OBJECTIVES: To determine the accuracy of Face2Gene (F2G) app in the diagnosis of a genetic syndrome as a first correct response, after uploading the image of the patient in the app (top 1 accuracy), first 3 responses (top 3 accuracy), and first 10 responses (top 10 accuracy) out of 30 differential diagnoses given by the app. Also, to determine the accuracy of the app for rare and ultra-rare diagnoses given by the app.

METHODS: Frontal facial images of individuals with the diagnosis of a genetic syndrome (established clinically or molecularly) were analysed with and without additional clinical features.

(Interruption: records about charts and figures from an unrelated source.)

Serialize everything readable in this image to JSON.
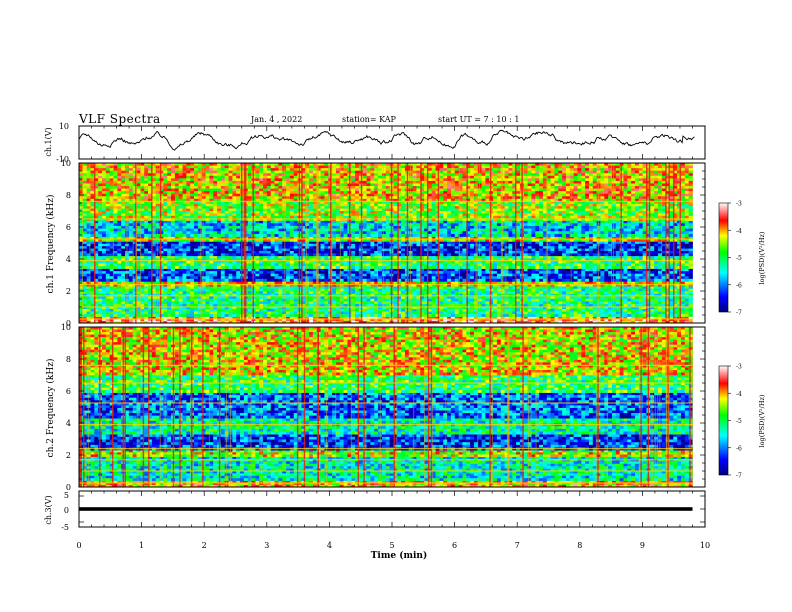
{
  "header": {
    "title": "VLF Spectra",
    "date": "Jan. 4 , 2022",
    "station": "station= KAP",
    "start": "start UT =  7 : 10 : 1"
  },
  "chart_data": [
    {
      "type": "line",
      "ylabel": "ch.1(V)",
      "ylim": [
        -10,
        10
      ],
      "yticks": [
        "10",
        "-10"
      ],
      "xlim": [
        0,
        10
      ],
      "series": [
        {
          "color": "#000000",
          "range_approx": [
            -4,
            8
          ]
        }
      ]
    },
    {
      "type": "heatmap",
      "ylabel": "ch.1 Frequency (kHz)",
      "ylim": [
        0,
        10
      ],
      "yticks": [
        "0",
        "2",
        "4",
        "6",
        "8",
        "10"
      ],
      "xlim": [
        0,
        9.8
      ],
      "colorbar": {
        "label": "log(PSD)(V²/Hz)",
        "ticks": [
          "-3",
          "-4",
          "-5",
          "-6",
          "-7"
        ],
        "range": [
          -7,
          -3
        ]
      },
      "bands_khz": [
        {
          "from": 0.0,
          "to": 0.4,
          "level": -3.6
        },
        {
          "from": 0.4,
          "to": 2.3,
          "level": -5.1
        },
        {
          "from": 2.3,
          "to": 2.6,
          "level": -4.2
        },
        {
          "from": 2.6,
          "to": 3.4,
          "level": -6.2
        },
        {
          "from": 3.4,
          "to": 4.2,
          "level": -5.0
        },
        {
          "from": 4.2,
          "to": 5.1,
          "level": -6.3
        },
        {
          "from": 5.1,
          "to": 5.4,
          "level": -4.4
        },
        {
          "from": 5.4,
          "to": 6.4,
          "level": -5.6
        },
        {
          "from": 6.4,
          "to": 7.6,
          "level": -4.6
        },
        {
          "from": 7.6,
          "to": 10.0,
          "level": -4.1
        }
      ]
    },
    {
      "type": "heatmap",
      "ylabel": "ch.2 Frequency (kHz)",
      "ylim": [
        0,
        10
      ],
      "yticks": [
        "0",
        "2",
        "4",
        "6",
        "8",
        "10"
      ],
      "xlim": [
        0,
        9.8
      ],
      "colorbar": {
        "label": "log(PSD)(V²/Hz)",
        "ticks": [
          "-3",
          "-4",
          "-5",
          "-6",
          "-7"
        ],
        "range": [
          -7,
          -3
        ]
      },
      "bands_khz": [
        {
          "from": 0.0,
          "to": 0.4,
          "level": -4.0
        },
        {
          "from": 0.4,
          "to": 1.9,
          "level": -5.4
        },
        {
          "from": 1.9,
          "to": 2.3,
          "level": -4.4
        },
        {
          "from": 2.3,
          "to": 3.3,
          "level": -6.3
        },
        {
          "from": 3.3,
          "to": 4.3,
          "level": -5.3
        },
        {
          "from": 4.3,
          "to": 5.9,
          "level": -6.1
        },
        {
          "from": 5.9,
          "to": 7.0,
          "level": -5.0
        },
        {
          "from": 7.0,
          "to": 10.0,
          "level": -4.2
        }
      ]
    },
    {
      "type": "line",
      "ylabel": "ch.3(V)",
      "ylim": [
        -5,
        5
      ],
      "yticks": [
        "5",
        "0",
        "-5"
      ],
      "xlim": [
        0,
        10
      ],
      "xlabel": "Time (min)",
      "xticks": [
        "0",
        "1",
        "2",
        "3",
        "4",
        "5",
        "6",
        "7",
        "8",
        "9",
        "10"
      ],
      "series": [
        {
          "color": "#000000",
          "level": 0,
          "band": [
            -0.5,
            0.5
          ]
        }
      ]
    }
  ]
}
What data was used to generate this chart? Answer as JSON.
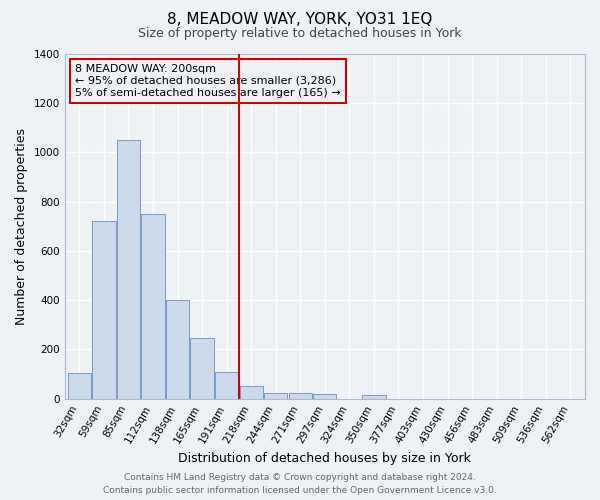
{
  "title": "8, MEADOW WAY, YORK, YO31 1EQ",
  "subtitle": "Size of property relative to detached houses in York",
  "xlabel": "Distribution of detached houses by size in York",
  "ylabel": "Number of detached properties",
  "bar_color": "#ccdaec",
  "bar_edge_color": "#7799cc",
  "categories": [
    "32sqm",
    "59sqm",
    "85sqm",
    "112sqm",
    "138sqm",
    "165sqm",
    "191sqm",
    "218sqm",
    "244sqm",
    "271sqm",
    "297sqm",
    "324sqm",
    "350sqm",
    "377sqm",
    "403sqm",
    "430sqm",
    "456sqm",
    "483sqm",
    "509sqm",
    "536sqm",
    "562sqm"
  ],
  "values": [
    105,
    720,
    1050,
    750,
    400,
    245,
    110,
    50,
    25,
    25,
    20,
    0,
    15,
    0,
    0,
    0,
    0,
    0,
    0,
    0,
    0
  ],
  "ylim": [
    0,
    1400
  ],
  "yticks": [
    0,
    200,
    400,
    600,
    800,
    1000,
    1200,
    1400
  ],
  "vline_color": "#cc0000",
  "annotation_title": "8 MEADOW WAY: 200sqm",
  "annotation_line1": "← 95% of detached houses are smaller (3,286)",
  "annotation_line2": "5% of semi-detached houses are larger (165) →",
  "annotation_box_color": "#cc0000",
  "footer_line1": "Contains HM Land Registry data © Crown copyright and database right 2024.",
  "footer_line2": "Contains public sector information licensed under the Open Government Licence v3.0.",
  "background_color": "#eef2f7",
  "grid_color": "#ffffff",
  "title_fontsize": 11,
  "subtitle_fontsize": 9,
  "axis_label_fontsize": 9,
  "tick_fontsize": 7.5,
  "footer_fontsize": 6.5,
  "annotation_fontsize": 8
}
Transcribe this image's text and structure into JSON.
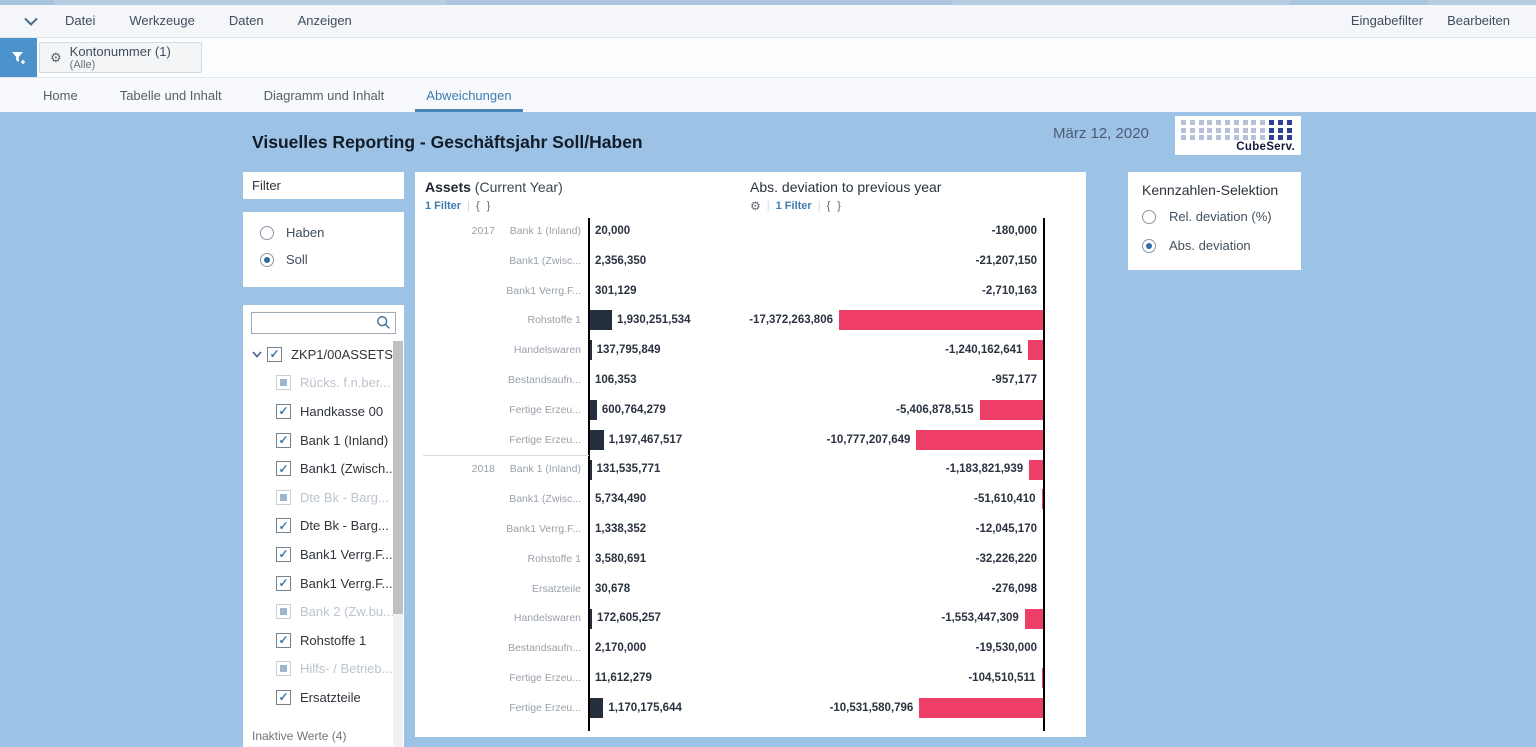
{
  "menu_bar": {
    "items": [
      "Datei",
      "Werkzeuge",
      "Daten",
      "Anzeigen"
    ],
    "right_items": [
      "Eingabefilter",
      "Bearbeiten"
    ]
  },
  "filter_bar": {
    "chip": {
      "title": "Kontonummer (1)",
      "subtitle": "(Alle)"
    }
  },
  "tabs": {
    "items": [
      {
        "label": "Home",
        "active": false
      },
      {
        "label": "Tabelle und Inhalt",
        "active": false
      },
      {
        "label": "Diagramm und Inhalt",
        "active": false
      },
      {
        "label": "Abweichungen",
        "active": true
      }
    ]
  },
  "page": {
    "title": "Visuelles Reporting - Geschäftsjahr Soll/Haben",
    "date": "März 12, 2020",
    "logo_text": "CubeServ.",
    "logo": {
      "rows": 3,
      "cols": 13,
      "dark_cols": 3,
      "light_color": "#b6c1d9",
      "dark_color": "#2c3f92"
    },
    "background_color": "#9cc2e5"
  },
  "filter_panel": {
    "title": "Filter",
    "radios": [
      {
        "label": "Haben",
        "selected": false
      },
      {
        "label": "Soll",
        "selected": true
      }
    ],
    "tree_root": "ZKP1/00ASSETS",
    "items": [
      {
        "label": "Rücks. f.n.ber...",
        "state": "inactive"
      },
      {
        "label": "Handkasse 00",
        "state": "checked"
      },
      {
        "label": "Bank 1 (Inland)",
        "state": "checked"
      },
      {
        "label": "Bank1 (Zwisch...",
        "state": "checked"
      },
      {
        "label": "Dte Bk - Barg...",
        "state": "inactive"
      },
      {
        "label": "Dte Bk - Barg...",
        "state": "checked"
      },
      {
        "label": "Bank1 Verrg.F...",
        "state": "checked"
      },
      {
        "label": "Bank1 Verrg.F...",
        "state": "checked"
      },
      {
        "label": "Bank 2 (Zw.bu...",
        "state": "inactive"
      },
      {
        "label": "Rohstoffe 1",
        "state": "checked"
      },
      {
        "label": "Hilfs- / Betrieb...",
        "state": "inactive"
      },
      {
        "label": "Ersatzteile",
        "state": "checked"
      }
    ],
    "footer": "Inaktive Werte (4)"
  },
  "kennzahlen_panel": {
    "title": "Kennzahlen-Selektion",
    "radios": [
      {
        "label": "Rel. deviation (%)",
        "selected": false
      },
      {
        "label": "Abs. deviation",
        "selected": true
      }
    ]
  },
  "chart_data": {
    "type": "bar",
    "orientation": "horizontal",
    "left_panel": {
      "title": "Assets",
      "title_suffix": " (Current Year)",
      "filter_label": "1 Filter",
      "braces": "{ }"
    },
    "right_panel": {
      "title": "Abs. deviation to previous year",
      "filter_label": "1 Filter",
      "braces": "{ }",
      "gear_icon": "⚙"
    },
    "colors": {
      "current_bar": "#252e3d",
      "deviation_bar": "#ee3d67",
      "accent": "#3e7cb0"
    },
    "rows": [
      {
        "year": "2017",
        "label": "Bank 1 (Inland)",
        "current": "20,000",
        "deviation": "-180,000"
      },
      {
        "year": "",
        "label": "Bank1 (Zwisc...",
        "current": "2,356,350",
        "deviation": "-21,207,150"
      },
      {
        "year": "",
        "label": "Bank1 Verrg.F...",
        "current": "301,129",
        "deviation": "-2,710,163"
      },
      {
        "year": "",
        "label": "Rohstoffe 1",
        "current": "1,930,251,534",
        "deviation": "-17,372,263,806"
      },
      {
        "year": "",
        "label": "Handelswaren",
        "current": "137,795,849",
        "deviation": "-1,240,162,641"
      },
      {
        "year": "",
        "label": "Bestandsaufn...",
        "current": "106,353",
        "deviation": "-957,177"
      },
      {
        "year": "",
        "label": "Fertige Erzeu...",
        "current": "600,764,279",
        "deviation": "-5,406,878,515"
      },
      {
        "year": "",
        "label": "Fertige Erzeu...",
        "current": "1,197,467,517",
        "deviation": "-10,777,207,649",
        "group_end": true
      },
      {
        "year": "2018",
        "label": "Bank 1 (Inland)",
        "current": "131,535,771",
        "deviation": "-1,183,821,939"
      },
      {
        "year": "",
        "label": "Bank1 (Zwisc...",
        "current": "5,734,490",
        "deviation": "-51,610,410"
      },
      {
        "year": "",
        "label": "Bank1 Verrg.F...",
        "current": "1,338,352",
        "deviation": "-12,045,170"
      },
      {
        "year": "",
        "label": "Rohstoffe 1",
        "current": "3,580,691",
        "deviation": "-32,226,220"
      },
      {
        "year": "",
        "label": "Ersatzteile",
        "current": "30,678",
        "deviation": "-276,098"
      },
      {
        "year": "",
        "label": "Handelswaren",
        "current": "172,605,257",
        "deviation": "-1,553,447,309"
      },
      {
        "year": "",
        "label": "Bestandsaufn...",
        "current": "2,170,000",
        "deviation": "-19,530,000"
      },
      {
        "year": "",
        "label": "Fertige Erzeu...",
        "current": "11,612,279",
        "deviation": "-104,510,511"
      },
      {
        "year": "",
        "label": "Fertige Erzeu...",
        "current": "1,170,175,644",
        "deviation": "-10,531,580,796"
      }
    ],
    "axis_note": "both charts share a common horizontal scale; deviation bars grow leftward from right axis"
  }
}
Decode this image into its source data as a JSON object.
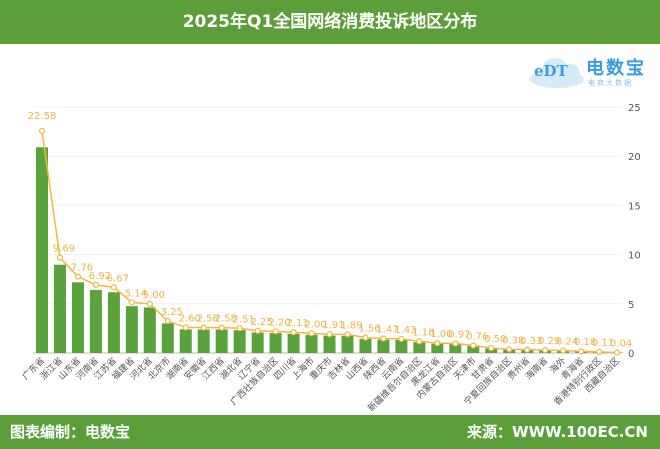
{
  "header": {
    "title": "2025年Q1全国网络消费投诉地区分布"
  },
  "logo": {
    "mark": "eDT",
    "name": "电数宝",
    "tagline": "电商大数据"
  },
  "footer": {
    "left": "图表编制：电数宝",
    "right": "来源：WWW.100EC.CN"
  },
  "chart_data": {
    "type": "bar+line",
    "title": "2025年Q1全国网络消费投诉地区分布",
    "categories": [
      "广东省",
      "浙江省",
      "山东省",
      "河南省",
      "江苏省",
      "福建省",
      "河北省",
      "北京市",
      "湖南省",
      "安徽省",
      "江西省",
      "湖北省",
      "辽宁省",
      "广西壮族自治区",
      "四川省",
      "上海市",
      "重庆市",
      "吉林省",
      "山西省",
      "陕西省",
      "云南省",
      "新疆维吾尔自治区",
      "黑龙江省",
      "内蒙古自治区",
      "天津市",
      "甘肃省",
      "宁夏回族自治区",
      "贵州省",
      "海南省",
      "海外",
      "青海省",
      "香港特别行政区",
      "西藏自治区"
    ],
    "values": [
      22.58,
      9.69,
      7.76,
      6.92,
      6.67,
      5.14,
      5.0,
      3.25,
      2.6,
      2.58,
      2.58,
      2.51,
      2.25,
      2.2,
      2.11,
      2.0,
      1.91,
      1.89,
      1.56,
      1.47,
      1.43,
      1.18,
      1.0,
      0.97,
      0.76,
      0.5,
      0.38,
      0.33,
      0.29,
      0.24,
      0.18,
      0.11,
      0.04
    ],
    "y_right_ticks": [
      0,
      5,
      10,
      15,
      20,
      25
    ],
    "ylim": [
      0,
      25
    ],
    "grid": true,
    "colors": {
      "bar": "#5aa33c",
      "line": "#f3b63f",
      "label": "#f0b347",
      "grid": "#eef0f4",
      "axis_text": "#555555"
    }
  }
}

RESULTS: In this study, a total of 118 children were recruited. Overall, the molecularly confirmed eventual diagnosis appeared in the “top 10” suggested syndromes by Face2Gene in 75/118 cases, providing a diagnostic yield of 63.6%. In this study, the top 1 accuracy for correct first diagnosis by the app and clinician’s first diagnosis was 45.8% (n = 54). The Mcnemar test was examined for the clinician’s accurate diagnosis as compared to top 1, top 3, and top 10 accuracy by the app and the p-value was statistically significant for top 10 accuracy (0.0005) and not for the top 1 and 3 diagnoses. The top 10 accuracy for the app in the rare cases was 21/30 cases (70%), and for ultra-rare cases was 28/64 (43.8%).

CONCLUSIONS: The Face2Gene app is useful as an assistant to clinicians in the diagnosis of rare and ultra-rare diseases. The top 10 accuracy is better than clinical diagnosis, and the yield is better for the ultra-rare cases and the single gene disease category, too.